August 17, 2024

The Seven Points Of Multi-Product Value

Authored By Louis Stevens

These ideas so important and so incredibly accurate in terms of illustrating the value of Multi-Product Platform businesses that I wanted to share them in a devoted Brief that can be easily referenced in the future.

Moreover, in my Equity Research notes, I apply these seven points of value so frequently that I wanted to create an easy to reference Brief to which I can link when mentioning the seven points of multi-product value.

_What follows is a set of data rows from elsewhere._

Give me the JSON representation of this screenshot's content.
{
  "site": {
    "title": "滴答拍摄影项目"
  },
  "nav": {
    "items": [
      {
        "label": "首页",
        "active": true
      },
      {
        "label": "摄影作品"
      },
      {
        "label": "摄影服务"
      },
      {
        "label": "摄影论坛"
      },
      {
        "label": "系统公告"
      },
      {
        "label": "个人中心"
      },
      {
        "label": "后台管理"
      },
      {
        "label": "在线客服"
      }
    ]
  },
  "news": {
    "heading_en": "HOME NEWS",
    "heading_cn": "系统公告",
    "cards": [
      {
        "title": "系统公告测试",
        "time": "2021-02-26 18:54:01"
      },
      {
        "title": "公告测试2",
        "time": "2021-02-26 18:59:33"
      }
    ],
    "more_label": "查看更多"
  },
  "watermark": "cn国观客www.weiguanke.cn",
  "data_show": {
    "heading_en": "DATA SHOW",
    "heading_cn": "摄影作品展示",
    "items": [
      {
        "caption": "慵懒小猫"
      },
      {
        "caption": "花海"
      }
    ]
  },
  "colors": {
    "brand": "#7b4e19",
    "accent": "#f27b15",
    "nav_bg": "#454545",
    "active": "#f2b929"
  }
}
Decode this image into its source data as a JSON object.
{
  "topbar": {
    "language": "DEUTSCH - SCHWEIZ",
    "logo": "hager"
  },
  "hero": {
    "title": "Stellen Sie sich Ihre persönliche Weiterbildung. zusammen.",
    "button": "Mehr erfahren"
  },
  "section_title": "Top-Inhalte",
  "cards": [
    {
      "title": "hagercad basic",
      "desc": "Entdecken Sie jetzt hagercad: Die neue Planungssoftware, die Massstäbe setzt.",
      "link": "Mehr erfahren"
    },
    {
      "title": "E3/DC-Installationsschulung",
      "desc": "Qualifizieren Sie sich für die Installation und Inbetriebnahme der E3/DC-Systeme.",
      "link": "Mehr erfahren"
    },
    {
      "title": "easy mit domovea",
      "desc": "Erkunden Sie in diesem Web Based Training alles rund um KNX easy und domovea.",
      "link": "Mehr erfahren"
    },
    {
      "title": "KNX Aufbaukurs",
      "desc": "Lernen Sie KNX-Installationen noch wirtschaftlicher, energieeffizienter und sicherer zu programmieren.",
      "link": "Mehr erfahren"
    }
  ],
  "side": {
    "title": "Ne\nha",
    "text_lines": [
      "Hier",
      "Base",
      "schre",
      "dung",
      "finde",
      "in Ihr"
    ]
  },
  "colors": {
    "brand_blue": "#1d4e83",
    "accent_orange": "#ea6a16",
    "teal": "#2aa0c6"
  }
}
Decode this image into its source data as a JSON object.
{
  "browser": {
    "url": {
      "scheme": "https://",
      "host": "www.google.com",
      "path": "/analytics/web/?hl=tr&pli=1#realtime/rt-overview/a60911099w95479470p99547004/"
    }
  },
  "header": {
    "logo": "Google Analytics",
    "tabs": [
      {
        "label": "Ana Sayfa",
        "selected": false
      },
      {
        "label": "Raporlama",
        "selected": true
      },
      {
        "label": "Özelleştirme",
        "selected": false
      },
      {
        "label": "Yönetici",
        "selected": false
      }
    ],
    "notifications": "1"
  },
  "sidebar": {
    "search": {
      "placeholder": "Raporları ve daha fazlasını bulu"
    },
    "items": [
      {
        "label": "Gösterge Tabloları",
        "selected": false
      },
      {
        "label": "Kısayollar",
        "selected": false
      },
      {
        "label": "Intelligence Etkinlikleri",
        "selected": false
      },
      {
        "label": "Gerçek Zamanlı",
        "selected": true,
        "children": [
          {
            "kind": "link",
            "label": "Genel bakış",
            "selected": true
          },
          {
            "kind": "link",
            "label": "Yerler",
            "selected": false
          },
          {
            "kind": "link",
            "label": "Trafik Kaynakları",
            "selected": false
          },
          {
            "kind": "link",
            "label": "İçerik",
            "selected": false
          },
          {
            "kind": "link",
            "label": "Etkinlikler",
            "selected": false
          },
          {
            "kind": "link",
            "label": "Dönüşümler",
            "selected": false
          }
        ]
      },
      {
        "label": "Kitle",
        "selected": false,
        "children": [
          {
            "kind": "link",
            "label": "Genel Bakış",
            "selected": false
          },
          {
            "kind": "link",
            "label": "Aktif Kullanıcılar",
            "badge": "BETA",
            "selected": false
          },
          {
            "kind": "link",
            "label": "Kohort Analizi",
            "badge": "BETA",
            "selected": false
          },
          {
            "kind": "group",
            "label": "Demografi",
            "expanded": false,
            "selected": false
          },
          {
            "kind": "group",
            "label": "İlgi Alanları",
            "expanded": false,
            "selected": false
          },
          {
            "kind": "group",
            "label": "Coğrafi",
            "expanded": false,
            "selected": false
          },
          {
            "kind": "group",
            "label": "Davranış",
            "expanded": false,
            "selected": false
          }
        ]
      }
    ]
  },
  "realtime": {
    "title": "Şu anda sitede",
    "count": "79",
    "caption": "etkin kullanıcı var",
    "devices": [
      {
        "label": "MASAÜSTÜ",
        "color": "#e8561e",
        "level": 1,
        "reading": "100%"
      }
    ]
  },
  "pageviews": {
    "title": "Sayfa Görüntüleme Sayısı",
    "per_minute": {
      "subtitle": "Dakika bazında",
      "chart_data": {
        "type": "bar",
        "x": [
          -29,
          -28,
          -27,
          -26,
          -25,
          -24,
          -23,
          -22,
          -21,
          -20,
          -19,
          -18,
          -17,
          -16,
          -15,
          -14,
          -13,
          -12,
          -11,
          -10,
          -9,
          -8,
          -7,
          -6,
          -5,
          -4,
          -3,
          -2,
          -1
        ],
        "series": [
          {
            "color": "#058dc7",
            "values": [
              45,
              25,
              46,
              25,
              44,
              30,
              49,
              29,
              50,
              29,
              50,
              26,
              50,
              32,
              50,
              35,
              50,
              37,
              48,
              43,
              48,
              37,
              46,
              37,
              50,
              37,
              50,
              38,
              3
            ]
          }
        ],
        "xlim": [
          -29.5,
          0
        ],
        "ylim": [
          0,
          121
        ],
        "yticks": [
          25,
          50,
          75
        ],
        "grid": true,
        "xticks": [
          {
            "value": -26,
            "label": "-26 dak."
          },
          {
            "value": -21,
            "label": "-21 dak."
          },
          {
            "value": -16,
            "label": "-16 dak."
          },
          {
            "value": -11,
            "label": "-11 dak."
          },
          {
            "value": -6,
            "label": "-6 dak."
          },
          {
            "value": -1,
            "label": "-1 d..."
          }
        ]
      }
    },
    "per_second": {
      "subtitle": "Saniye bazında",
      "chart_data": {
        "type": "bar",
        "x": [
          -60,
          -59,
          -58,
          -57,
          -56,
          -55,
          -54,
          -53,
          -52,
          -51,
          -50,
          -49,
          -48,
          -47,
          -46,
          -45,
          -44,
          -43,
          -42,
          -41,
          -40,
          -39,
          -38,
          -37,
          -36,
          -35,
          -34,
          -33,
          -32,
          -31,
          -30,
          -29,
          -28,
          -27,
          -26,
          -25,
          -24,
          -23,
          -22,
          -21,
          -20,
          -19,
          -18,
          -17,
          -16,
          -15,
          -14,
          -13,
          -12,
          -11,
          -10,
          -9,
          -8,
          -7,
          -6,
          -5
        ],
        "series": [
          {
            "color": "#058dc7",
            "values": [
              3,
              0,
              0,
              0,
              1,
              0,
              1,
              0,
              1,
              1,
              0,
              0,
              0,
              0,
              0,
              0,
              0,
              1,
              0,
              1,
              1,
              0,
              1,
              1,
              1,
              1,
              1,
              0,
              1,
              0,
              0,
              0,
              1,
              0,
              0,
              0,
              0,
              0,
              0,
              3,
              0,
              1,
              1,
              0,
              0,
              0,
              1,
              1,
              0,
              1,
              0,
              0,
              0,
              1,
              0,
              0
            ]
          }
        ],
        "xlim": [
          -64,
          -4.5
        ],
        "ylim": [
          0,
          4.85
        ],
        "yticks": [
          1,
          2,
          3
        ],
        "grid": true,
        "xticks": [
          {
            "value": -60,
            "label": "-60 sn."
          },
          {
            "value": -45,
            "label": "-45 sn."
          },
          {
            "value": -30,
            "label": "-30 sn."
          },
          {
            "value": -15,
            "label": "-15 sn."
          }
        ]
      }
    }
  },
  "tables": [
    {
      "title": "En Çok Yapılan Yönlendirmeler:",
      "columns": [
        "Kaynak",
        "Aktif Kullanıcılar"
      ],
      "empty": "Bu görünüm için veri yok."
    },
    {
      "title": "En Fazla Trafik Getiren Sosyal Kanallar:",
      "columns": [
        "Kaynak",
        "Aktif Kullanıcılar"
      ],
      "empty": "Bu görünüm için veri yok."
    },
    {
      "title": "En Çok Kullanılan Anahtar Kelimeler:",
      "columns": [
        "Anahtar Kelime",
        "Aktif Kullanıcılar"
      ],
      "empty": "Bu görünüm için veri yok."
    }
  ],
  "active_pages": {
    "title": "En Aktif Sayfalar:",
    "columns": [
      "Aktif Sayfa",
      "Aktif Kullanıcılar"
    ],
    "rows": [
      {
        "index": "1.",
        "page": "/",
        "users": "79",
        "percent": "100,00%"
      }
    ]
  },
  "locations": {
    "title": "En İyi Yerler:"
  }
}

Here are the seven points of value from which a business benefits when it fields a multi-product platform:

  1. Enables a company to spend more aggressively on sales & marketing because CLTV (customer lifetime value) is now larger in the equation of LTV/CAC (customer acquisition cost), and this serves to push competitors out of their various markets, as oftentimes these competitors simply cannot keep up with the sales and marketing spend, especially if they themselves struggled to go multi-product. As time passes, consistent, high quality marketing and the elevated spend buttressing it create brand equity, and, as I noted on a recent podcast, a brand most is the highest form of an economic moat. That is, once a users' identity/self-preservation becomes associated with a brand, they will go to great lengths before they decide to part with that brand, and, in some ideological brand situations, they may even sacrifice their lives. It's a powerful moat!
  2. Diversifies the sources from which a company generates sales; which thereby reduces the risk of the business. Imagine you have one income in a volatile industry. Then imagine you had five different sources of income in a variety of industries. Which would you believe to be the riskier situation? Of course, having a diversified set of incomes leads to reduced risk for the entity to which the revenue accrues. Because risk = return, and return is a function of starting valuations (where higher valuation = lower return = lower risk), a more diversified company should naturally command a higher valuation, which provides benefits such as allowing the company to leverage its equity value as currency for employee compensation and/or future acquisitions.
  3. Expands a company's total addressable market, which serves to expand a company's runway for growth. Instead of having a revenue generation ceiling of $1B with one product, with five likewise commercially viable products, a company's revenue generation ceiling could be $5B, which obviously would result in a higher future free cash flow per share, an, by extension, share price. Going multi-product creates an snowball of compounding growth for a company via a series of multi-hundred million or multi-billion dollar revenue businesses, as has been the case for Crowdstrike, Adyen, Salesforce, SentinelOne, and many other companies L.A. Stevens shares with you.
  4. Expands a company's avenues to go to market. This is very important to note in that a company can be more efficient with its marketing spend. This is often not discussed, but it's very much worth noting that, with five or ten avenues to go to market, a company can adjust its marketing in such a way that it capitalizes on the avenue through which it gets the highest ROI on its marketing spend in any given month or quarter or year. Moreover, because the business is multi-product, it knows that it can wedge into a customers' wallet with one of its five or ten products, then gradually upsell over time after engendering trust via its quality products with the customer that it captured through one of its avenues to go to market. With only one avenue, marketing spend is less efficient, and there's less opportunity to "wedge" into a customer's wallet.
  5. Creates the opportunity to vertically integrate, which can create greater consumer surplus. Enterprises have sprawling tech stacks, with hundreds of software vendors comprising those tech stacks. While no enterprise will go all in on one software vendor, many will want to do more business with the best ones, so having a vertically or horizontally integrated platform can create greater consumer surplus for these buyer personas.
  6. Expands the LTV of a customer through upsells and cross-sells. I've shared it often in the past, but it certainly bears repeating: Remember the Splunk case study in which the company added essentially no new logos over three years, but still 2-3x'd its ARR (annual recurring revenue) in that period. This demonstrates the value of having multiple products to sell to an existing installed base.
  7. Lastly, a multi-product platform increases a business' switching costs, or embedding, moat. For instance, if I, as a CISO (Chief Information Security Officer) or IT director, chose SentinelOne's end point security product to augment my company's security posture, the decision to "rip and replace" this offering later on might be difficult, but it wouldn't be too much of a reversal of course. But, if I chose S1's end point, cloud, identity, AI, threat intel, and SIEM products, bundling them into a platform, and essentially going "all in" on S1, 1) it would be more technologically difficult to rip and replace S1, and 2) it would represent a public mistake on my part, as the CISO or IT director, to choose to bet so big on S1. In short, going multi-product creates a switching costs, or embedding, moat for a company, and this makes "point three" of equity value much stronger, i.e., a stronger embedding moat makes a company's free cash flow more durable, which makes it more valuable to us as investors.